Alors elle a augmenté ces deux dernières années sans revenir à la hauteur de la baisse drastique que nous avons connue en 2009-2010 et qui n'est pas évidemment égalitaire sur l'ensemble. A titre d'exemple pour ma commune l'année dernière c'était plus 4000 euros. Vous vous doutez bien qu'avec 4000 euros on ne met pas en oeuvre énormément de choses. Il y a d'autres communes qui ont pu bénéficier d'une dotation un peu plus importante mais ça ne suffit pas par rapport aujourd'hui aux missions qui sont les nôtres. Il ne faut pas oublier non plus que notre levier fiscal a été complètement retiré et on n'a plus de responsabilité.
C'est quoi ? C'est la taxe d'habitation supprimée c'est ça ?

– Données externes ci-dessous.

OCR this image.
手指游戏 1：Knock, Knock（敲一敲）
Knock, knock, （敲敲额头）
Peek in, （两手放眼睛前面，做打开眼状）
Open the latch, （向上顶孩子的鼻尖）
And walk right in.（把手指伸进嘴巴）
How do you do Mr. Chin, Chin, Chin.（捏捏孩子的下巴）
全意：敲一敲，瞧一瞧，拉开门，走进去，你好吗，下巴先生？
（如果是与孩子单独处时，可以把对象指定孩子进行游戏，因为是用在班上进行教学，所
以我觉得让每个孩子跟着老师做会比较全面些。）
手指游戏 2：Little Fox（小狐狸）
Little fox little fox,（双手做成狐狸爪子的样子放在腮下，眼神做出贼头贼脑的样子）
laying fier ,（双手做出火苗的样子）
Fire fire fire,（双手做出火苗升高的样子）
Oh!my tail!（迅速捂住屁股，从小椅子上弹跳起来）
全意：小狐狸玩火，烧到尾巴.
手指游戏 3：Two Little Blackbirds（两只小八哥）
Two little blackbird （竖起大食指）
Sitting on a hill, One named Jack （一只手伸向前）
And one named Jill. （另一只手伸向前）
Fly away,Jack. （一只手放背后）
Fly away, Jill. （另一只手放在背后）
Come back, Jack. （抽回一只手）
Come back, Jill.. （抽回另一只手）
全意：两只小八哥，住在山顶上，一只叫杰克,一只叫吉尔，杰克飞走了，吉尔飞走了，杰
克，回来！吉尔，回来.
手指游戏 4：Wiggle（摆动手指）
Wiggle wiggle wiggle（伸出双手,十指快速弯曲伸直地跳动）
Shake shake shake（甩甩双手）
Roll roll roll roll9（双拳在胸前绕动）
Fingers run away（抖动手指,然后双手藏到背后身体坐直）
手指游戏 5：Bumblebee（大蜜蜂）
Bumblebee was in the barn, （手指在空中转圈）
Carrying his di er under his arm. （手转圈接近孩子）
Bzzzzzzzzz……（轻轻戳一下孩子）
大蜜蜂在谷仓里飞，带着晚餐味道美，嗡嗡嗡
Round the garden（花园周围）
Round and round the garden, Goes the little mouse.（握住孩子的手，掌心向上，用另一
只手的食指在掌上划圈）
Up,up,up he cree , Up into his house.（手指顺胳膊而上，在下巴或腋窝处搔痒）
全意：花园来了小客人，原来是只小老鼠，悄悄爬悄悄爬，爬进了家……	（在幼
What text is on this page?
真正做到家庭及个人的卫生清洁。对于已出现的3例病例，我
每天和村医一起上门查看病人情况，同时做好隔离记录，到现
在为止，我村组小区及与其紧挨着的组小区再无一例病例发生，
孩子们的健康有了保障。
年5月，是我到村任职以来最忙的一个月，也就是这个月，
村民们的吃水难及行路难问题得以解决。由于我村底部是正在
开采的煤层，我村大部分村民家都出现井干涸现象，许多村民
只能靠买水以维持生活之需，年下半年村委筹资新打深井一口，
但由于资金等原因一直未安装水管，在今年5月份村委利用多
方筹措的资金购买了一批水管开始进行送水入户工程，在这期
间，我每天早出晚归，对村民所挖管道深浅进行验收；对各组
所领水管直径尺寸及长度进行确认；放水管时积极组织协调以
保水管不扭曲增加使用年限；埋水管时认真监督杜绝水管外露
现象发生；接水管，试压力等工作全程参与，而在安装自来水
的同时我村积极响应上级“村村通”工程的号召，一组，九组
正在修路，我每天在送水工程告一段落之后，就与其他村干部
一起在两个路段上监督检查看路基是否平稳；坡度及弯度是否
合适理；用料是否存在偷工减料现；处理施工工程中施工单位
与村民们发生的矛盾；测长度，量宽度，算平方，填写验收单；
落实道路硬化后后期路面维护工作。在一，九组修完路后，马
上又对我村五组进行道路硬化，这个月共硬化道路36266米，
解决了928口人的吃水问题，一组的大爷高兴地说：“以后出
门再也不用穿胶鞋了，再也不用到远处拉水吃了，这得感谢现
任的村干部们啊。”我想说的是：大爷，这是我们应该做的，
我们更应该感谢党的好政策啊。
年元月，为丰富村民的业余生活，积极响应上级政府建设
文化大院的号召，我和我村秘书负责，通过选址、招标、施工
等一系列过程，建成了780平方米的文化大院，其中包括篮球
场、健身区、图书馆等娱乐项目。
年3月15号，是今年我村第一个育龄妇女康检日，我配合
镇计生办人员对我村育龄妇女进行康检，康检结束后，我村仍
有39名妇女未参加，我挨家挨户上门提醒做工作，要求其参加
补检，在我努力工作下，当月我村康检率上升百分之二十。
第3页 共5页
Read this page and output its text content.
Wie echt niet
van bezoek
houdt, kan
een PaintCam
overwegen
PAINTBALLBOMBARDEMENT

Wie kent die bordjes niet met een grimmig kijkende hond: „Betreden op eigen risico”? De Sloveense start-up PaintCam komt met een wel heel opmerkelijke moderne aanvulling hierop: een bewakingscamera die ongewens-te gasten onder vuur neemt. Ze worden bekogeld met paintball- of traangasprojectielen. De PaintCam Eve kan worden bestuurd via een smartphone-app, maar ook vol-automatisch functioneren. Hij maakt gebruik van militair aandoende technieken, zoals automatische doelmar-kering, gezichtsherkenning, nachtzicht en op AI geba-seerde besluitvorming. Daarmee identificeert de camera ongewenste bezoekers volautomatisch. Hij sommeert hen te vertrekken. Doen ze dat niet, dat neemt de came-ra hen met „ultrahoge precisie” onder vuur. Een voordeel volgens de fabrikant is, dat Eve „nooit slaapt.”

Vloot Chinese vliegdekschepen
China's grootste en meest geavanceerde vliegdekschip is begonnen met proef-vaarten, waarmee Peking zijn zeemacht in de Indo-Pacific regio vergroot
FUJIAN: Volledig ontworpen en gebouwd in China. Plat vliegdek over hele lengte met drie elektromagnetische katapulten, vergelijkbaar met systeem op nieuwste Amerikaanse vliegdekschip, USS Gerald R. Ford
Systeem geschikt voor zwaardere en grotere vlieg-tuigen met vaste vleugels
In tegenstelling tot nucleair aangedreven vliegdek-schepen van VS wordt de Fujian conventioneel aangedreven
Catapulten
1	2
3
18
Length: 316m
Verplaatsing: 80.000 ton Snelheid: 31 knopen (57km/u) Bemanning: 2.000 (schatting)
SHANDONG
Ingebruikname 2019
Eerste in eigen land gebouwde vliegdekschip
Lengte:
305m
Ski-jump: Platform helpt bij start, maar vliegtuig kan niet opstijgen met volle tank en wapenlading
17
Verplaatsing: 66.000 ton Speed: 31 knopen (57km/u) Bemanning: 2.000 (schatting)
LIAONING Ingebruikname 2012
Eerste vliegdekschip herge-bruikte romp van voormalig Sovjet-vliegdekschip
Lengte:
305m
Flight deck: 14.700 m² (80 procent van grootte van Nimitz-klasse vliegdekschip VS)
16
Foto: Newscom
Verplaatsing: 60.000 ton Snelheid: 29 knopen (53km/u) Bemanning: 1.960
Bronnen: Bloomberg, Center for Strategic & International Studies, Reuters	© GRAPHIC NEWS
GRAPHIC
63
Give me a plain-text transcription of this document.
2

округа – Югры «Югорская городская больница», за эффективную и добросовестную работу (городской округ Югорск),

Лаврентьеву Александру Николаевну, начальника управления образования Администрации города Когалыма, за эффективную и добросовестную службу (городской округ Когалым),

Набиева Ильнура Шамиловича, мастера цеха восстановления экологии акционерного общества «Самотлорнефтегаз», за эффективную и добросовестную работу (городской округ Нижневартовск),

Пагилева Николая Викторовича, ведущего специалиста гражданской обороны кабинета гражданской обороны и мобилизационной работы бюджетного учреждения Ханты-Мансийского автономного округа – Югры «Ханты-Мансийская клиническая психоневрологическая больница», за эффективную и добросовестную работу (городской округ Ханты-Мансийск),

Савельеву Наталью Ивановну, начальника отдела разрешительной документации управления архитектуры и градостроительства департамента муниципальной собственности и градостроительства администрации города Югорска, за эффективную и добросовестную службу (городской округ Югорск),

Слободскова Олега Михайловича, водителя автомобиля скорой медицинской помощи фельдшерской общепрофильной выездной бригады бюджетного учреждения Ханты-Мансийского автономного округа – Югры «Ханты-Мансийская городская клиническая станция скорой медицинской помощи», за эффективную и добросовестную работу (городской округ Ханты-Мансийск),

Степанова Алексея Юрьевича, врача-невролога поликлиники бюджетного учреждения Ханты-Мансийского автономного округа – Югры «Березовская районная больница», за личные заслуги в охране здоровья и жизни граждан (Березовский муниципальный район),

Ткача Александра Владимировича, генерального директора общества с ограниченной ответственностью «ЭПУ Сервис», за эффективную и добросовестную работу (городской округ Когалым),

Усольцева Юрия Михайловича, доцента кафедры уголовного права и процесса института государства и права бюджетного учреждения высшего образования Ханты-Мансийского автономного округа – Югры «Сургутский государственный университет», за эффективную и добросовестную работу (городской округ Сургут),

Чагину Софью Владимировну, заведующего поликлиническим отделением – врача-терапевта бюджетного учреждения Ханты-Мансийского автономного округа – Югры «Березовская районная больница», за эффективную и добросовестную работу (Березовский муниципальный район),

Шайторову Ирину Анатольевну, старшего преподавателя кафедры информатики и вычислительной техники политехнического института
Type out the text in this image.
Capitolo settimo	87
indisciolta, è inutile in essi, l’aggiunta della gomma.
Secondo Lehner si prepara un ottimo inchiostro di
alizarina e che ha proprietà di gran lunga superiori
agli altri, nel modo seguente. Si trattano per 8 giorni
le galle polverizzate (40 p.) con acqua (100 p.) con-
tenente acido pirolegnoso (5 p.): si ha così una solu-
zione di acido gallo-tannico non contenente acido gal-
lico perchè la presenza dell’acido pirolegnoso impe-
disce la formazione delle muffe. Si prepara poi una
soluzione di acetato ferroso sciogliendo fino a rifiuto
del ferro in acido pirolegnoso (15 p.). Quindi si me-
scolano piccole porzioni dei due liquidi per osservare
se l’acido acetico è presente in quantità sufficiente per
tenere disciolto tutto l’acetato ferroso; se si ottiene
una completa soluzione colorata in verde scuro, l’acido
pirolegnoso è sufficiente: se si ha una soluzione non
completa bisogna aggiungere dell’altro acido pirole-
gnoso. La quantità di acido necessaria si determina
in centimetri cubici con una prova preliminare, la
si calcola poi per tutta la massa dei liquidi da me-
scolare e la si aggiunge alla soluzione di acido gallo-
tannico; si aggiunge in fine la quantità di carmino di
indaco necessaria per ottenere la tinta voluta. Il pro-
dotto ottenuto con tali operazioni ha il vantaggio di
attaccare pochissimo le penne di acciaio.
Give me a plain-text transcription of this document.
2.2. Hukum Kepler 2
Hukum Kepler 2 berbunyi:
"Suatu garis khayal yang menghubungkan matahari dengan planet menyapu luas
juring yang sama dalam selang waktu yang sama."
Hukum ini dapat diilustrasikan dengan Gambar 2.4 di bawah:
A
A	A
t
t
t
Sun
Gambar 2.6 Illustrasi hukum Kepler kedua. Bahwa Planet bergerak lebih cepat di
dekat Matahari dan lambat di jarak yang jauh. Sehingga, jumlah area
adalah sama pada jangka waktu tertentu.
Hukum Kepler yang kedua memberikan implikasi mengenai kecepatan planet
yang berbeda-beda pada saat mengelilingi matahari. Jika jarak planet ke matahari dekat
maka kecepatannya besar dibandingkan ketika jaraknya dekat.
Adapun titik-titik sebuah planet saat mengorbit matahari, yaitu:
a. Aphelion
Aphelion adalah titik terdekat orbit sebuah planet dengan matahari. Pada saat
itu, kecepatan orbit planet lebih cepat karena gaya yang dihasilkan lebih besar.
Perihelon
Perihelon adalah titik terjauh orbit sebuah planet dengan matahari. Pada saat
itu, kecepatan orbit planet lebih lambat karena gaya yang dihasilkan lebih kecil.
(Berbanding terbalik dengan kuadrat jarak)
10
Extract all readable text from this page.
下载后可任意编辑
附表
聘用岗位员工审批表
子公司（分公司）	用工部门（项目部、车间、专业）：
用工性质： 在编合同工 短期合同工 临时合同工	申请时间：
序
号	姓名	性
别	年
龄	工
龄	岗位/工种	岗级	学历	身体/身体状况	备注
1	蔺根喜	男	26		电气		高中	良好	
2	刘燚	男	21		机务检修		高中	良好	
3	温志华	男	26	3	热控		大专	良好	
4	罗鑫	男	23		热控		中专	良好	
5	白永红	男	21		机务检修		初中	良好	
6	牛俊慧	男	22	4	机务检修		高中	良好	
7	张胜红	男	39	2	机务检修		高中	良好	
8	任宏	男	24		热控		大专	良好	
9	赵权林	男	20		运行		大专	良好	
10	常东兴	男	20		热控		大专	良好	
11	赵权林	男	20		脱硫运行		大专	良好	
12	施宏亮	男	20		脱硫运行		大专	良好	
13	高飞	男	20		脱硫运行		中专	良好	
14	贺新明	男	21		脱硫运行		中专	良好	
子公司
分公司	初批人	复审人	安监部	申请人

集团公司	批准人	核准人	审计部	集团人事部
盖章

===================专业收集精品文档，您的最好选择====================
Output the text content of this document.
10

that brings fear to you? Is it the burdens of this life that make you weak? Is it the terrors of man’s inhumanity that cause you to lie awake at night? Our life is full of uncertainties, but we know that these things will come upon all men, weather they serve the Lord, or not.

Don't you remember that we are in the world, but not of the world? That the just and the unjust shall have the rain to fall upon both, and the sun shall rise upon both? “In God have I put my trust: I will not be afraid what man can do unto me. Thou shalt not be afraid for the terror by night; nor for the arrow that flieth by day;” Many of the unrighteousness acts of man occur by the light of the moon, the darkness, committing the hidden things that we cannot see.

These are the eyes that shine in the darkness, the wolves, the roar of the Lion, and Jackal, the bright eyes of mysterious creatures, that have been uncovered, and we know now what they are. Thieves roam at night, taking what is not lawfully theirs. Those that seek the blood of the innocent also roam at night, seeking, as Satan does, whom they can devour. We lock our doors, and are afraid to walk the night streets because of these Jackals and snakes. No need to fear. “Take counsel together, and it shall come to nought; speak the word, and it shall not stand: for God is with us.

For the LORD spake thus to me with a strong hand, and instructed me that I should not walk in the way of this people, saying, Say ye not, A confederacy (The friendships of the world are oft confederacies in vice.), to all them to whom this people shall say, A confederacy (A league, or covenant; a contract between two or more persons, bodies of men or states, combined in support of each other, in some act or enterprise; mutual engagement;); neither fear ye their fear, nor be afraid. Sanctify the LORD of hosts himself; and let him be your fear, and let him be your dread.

La taxe d'habitation supprimée, la CVU également. La question n'est pas de la remettre, c'est qu'aujourd'hui lorsqu'on nous indique effectivement une compensation à l'europrès, il faut que derrière cette compensation soit à l'europrès. Mais ce que prône l'Association des maires de France, c'est une autonomie financière et fiscale donc voir effectivement comment aujourd'hui nous allons pouvoir avoir la maîtrise de nos recettes pour avoir la capacité d'agir. On ne veut pas être contre le principe du redressement des finances publiques parce que c'est une priorité et c'est une priorité d'abord et avant tout pour l'État. Je pense que ça c'est extrêmement clair.
Je pense que le Premier ministre a totalement raison sur la façon dont il souhaite gérer cela. Pour autant, il ne faut pas que les collectivités, en tout cas que le mode d'opératoire, c'est-à-dire cette contractualisation sous-entendue, ne soit pas un véritable dialogue et une collaboration étroite plutôt que juste une contractualisation. Et il ne faut pas non plus que l'on nous empêche d'agir alors que derrière, les concitoyens attendent d'abord et avant tout des services publics en proximité.
Ça veut dire que les 5 milliards, c'est une fin de non-recevoir ? Vous ne ferez pas 5 milliards d'économies ?
Ce n'est pas ce que je dis. Ce que je dis, c'est sur le fond et la forme. C'est-à-dire que les 5 milliards aujourd'hui sont une annonce chiffrée. Ce que nous attendons, nous, c'est une mise en œuvre pratique et opérationnelle et concrète. C'est-à-dire de savoir comment ce dialogue doit s'engager aujourd'hui avec l'État et nous ne souhaitons pas. Et là par contre, oui, c'est une fin de non-recevoir. Nous ne souhaitons pas revenir à la forme des contrats de Cahors. Donc nous souhaitons plutôt un dialogue franc, ferme et respectueux. Et nous souhaitons de la confiance avant tout.
C'est-à-dire de laisser aussi les maires responsables, en responsabilité, agir aussi sur leurs dépenses parce qu'ils ne dépensent pas à tout va. Ils ne font pas du n'importe quoi qu'il en coûte, comme le dirait notre président David Lysnard.
Merci Muriel Fabre, secrétaire générale de l'Association des maires de France.